Forgive them for they do not know what they do not know. But you do! And you have appointed yourself (or have had it thrust upon you) to go where too many others have gone before you, and perished. You need to find a way into the sacred cognitive spaces inhabited by those who own them; find the secret trapdoors, that surely do exist. What are the magic words that open these doors?

The Pitch.

The word epitomizes and encapsulates the very message it seeks to send in a single syllable: short, meaningful and to the point. Dictionaries provide varied meanings and origins for the word “pitch”, including one that suggests a similarity between throwing words at someone, and a baseball at a batter. I prefer to use the word’s connotation as an attribute of sound as a point of reference to color the word. In open markets where individual shoppers and vendors engage, gesticulate wildly and haggle – these have, of course, been crushed by the giant retailing machines that have largely replaced them in many countries – the human voice ruled.  You had to be heard above the din!
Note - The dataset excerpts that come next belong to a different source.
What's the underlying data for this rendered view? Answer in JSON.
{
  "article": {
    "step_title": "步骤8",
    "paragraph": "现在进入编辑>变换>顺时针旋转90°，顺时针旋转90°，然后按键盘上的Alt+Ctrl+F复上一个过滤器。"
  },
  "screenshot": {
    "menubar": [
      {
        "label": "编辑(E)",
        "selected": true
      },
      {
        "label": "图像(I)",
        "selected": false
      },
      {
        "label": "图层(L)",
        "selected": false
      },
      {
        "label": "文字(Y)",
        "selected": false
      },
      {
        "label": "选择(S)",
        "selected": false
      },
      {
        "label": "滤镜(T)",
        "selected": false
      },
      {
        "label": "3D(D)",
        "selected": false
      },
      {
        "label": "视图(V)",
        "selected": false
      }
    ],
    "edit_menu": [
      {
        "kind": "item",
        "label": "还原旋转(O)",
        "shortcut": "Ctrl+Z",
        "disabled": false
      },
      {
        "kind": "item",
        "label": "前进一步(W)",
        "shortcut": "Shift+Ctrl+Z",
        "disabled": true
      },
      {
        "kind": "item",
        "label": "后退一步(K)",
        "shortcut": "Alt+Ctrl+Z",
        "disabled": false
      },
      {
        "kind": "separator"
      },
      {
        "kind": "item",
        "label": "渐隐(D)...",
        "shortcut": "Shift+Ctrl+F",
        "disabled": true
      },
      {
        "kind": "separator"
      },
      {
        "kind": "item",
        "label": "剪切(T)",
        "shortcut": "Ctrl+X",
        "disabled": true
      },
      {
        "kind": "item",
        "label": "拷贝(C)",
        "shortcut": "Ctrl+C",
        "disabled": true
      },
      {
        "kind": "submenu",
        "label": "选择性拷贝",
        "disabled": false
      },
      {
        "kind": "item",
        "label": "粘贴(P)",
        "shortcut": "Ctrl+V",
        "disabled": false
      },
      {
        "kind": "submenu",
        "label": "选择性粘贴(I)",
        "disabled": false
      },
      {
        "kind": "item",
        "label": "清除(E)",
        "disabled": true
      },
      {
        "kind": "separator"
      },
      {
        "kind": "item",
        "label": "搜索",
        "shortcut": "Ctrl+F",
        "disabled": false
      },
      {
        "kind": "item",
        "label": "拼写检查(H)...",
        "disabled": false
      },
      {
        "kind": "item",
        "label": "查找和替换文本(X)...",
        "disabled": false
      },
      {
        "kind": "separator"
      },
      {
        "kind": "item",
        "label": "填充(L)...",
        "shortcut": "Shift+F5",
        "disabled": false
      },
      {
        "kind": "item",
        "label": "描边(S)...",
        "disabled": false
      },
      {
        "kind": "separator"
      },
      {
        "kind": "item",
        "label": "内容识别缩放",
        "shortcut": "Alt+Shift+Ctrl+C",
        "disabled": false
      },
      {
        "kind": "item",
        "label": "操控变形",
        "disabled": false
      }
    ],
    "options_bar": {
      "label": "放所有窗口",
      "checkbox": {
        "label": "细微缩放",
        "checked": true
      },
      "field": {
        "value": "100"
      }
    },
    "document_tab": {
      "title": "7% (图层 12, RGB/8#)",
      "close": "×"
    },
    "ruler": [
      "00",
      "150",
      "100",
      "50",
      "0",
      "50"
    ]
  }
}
When sheer lung power failed to combat volume with volume, pitch came to the rescue. A vendor who could tune his or her vocal chords to a different key stood out, and drew people in.

And so it is, now too. If you must persuade, if you must have someone’s ear, you must first get them to pay attention to your words. Something about how you say what you say must influence those within earshot to listen to you. It may be less about the message than about the medium, to paraphrase McLuhan.

Dan Pink says it well in his new book, To Sell is Human. Not only that, he provides a few different approaches that have been used successfully by Pixar and other companies.  This blog-post includes a graphic from his book that is a valuable artifact for anyone that needs to pitch anything. This includes anyone in IT as well as the Enterprise Architects who need to sell new visions to people used to doing things successfully in an older, but gradually fading world.